Implementation, not announcements. Marine Conservation Institute’s analysis of the 2025 UN Ocean Conference found that many announced MPAs lacked enforcement or contained zones where extractive activity continues. OOC11 is bringing in a strengthened architecture for tracking delivery on past commitments, which sounds technical but is the most consequential structural change at this conference. A new MPA on paper without enforcement is not protection. A working community of fisher-rangers protecting a real perimeter, like the one running Cabo Pulmo, is.
Why Divers Specifically Should Care
Most political processes feel abstract. This one does not, if you dive.

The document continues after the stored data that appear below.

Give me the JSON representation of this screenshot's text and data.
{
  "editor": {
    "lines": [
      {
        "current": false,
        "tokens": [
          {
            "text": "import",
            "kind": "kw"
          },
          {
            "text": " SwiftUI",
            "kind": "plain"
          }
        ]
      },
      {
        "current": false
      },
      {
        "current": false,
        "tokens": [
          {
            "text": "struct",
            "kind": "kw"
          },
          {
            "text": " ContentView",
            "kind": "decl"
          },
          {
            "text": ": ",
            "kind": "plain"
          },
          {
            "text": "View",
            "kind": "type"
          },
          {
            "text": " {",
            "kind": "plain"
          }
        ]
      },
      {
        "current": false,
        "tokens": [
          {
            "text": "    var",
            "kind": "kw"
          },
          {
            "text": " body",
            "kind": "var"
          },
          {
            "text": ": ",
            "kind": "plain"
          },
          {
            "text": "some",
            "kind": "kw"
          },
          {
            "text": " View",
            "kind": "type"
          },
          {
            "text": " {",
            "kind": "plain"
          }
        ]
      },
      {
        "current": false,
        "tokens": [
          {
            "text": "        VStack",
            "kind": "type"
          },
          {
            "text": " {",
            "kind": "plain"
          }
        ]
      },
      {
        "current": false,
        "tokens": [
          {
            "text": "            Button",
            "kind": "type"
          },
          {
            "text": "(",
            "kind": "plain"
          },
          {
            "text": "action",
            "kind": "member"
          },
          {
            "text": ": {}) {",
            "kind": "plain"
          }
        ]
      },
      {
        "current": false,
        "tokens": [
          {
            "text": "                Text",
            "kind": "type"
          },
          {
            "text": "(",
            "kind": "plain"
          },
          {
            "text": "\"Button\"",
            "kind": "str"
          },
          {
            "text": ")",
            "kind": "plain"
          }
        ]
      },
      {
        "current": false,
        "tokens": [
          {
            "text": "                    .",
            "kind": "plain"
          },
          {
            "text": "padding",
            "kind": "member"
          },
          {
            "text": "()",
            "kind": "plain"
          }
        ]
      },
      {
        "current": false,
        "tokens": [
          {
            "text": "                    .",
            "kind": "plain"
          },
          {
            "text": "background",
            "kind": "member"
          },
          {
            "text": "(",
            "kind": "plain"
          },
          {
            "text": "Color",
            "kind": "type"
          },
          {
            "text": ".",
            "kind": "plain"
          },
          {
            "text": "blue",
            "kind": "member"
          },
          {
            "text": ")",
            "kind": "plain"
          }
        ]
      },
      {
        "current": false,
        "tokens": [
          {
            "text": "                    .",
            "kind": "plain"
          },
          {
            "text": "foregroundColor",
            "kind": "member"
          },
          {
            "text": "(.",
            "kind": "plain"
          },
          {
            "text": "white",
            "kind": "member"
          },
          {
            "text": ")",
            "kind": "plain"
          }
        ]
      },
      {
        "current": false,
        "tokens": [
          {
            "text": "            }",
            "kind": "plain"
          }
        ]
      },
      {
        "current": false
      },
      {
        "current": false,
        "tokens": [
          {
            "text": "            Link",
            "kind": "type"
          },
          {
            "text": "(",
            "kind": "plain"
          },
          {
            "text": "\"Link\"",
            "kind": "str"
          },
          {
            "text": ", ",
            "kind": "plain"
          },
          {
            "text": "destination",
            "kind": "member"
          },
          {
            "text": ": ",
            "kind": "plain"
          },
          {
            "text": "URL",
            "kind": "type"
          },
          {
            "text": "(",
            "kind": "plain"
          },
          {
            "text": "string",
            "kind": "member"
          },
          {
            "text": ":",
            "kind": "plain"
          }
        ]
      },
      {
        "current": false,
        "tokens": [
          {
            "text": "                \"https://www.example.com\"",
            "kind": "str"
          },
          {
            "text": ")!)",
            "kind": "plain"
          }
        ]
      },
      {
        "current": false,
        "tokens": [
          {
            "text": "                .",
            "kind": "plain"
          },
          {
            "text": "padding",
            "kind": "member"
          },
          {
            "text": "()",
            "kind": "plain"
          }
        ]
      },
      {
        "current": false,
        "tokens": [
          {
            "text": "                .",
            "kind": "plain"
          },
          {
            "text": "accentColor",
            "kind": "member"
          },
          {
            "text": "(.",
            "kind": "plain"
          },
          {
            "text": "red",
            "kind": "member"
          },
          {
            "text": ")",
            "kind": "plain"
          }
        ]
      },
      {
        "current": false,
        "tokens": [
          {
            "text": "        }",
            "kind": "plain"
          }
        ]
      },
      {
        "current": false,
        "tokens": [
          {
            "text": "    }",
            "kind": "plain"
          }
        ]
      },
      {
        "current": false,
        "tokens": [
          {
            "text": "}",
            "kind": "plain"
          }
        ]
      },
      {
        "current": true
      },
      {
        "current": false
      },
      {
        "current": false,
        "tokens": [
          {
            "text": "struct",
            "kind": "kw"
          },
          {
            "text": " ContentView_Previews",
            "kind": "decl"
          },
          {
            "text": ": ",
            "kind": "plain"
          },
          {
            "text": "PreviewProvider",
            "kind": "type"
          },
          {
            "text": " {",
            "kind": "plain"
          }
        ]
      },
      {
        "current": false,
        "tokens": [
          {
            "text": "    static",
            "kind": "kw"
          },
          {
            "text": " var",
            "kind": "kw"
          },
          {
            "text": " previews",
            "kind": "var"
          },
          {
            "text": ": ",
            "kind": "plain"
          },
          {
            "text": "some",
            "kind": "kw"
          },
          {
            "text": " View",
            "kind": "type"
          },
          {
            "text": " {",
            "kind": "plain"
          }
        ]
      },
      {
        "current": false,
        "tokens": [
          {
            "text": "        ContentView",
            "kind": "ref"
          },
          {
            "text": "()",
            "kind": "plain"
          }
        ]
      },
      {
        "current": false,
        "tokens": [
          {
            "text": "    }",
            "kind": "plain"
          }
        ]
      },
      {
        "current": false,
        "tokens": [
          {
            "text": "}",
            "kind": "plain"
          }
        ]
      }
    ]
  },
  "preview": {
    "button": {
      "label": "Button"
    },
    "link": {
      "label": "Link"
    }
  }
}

Every dive trip I have taken since I started has happened in waters that are either protected, partially protected, or unprotected, and the difference shows up immediately on the reef. Tayrona in Santa Marta holds protections that have kept the inshore reefs as healthy as they are. Malpelo, even now, runs largely on the strength of its sanctuary status and the people who police it. The Hurghada coast was developed before any meaningful protection was in place, and the diving there shows the cost. The Egyptian Red Sea Hope Spot is the first attempt to reverse that.
Where you spend your dive money matters. Choosing operators that work inside protected waters, and operators that run real conservation programmes, is the practical contribution most of us can make to the question Mombasa is convening to ask. DivingLife on the Sea Wolf at Malpelo is one of the operators where you feel that connection in the briefings. Pranamaya in Mexico, the freediving school where I trained, is another. The choice of dive shop is a small political act and over years it adds up.
What I Will Be Watching For Personally
Two things.
The first is whether Colombia, my country, makes the Pacific commitments that the corridor needs. The orca sighting at Malpelo in October 2024 was a moment of biological grace that the Sanctuary’s protections made possible. Building outward from that sanctuary into the wider Pacific is one of the few conservation moves that would meaningfully change the future of diving in the Eastern Pacific.
The second is whether the host nation, Kenya, uses the platform for something genuinely ambitious in the Western Indian Ocean. Hosting always raises the stakes. The world will be watching to see what Kenya brings.
Five weeks is enough time for plenty to be announced before the conference even opens. I will be following the official site and the Mission Blue feed, and I will write a follow-up after the conference. If you care about the ocean and the dive sites you have not yet been to, this is one to pay attention to.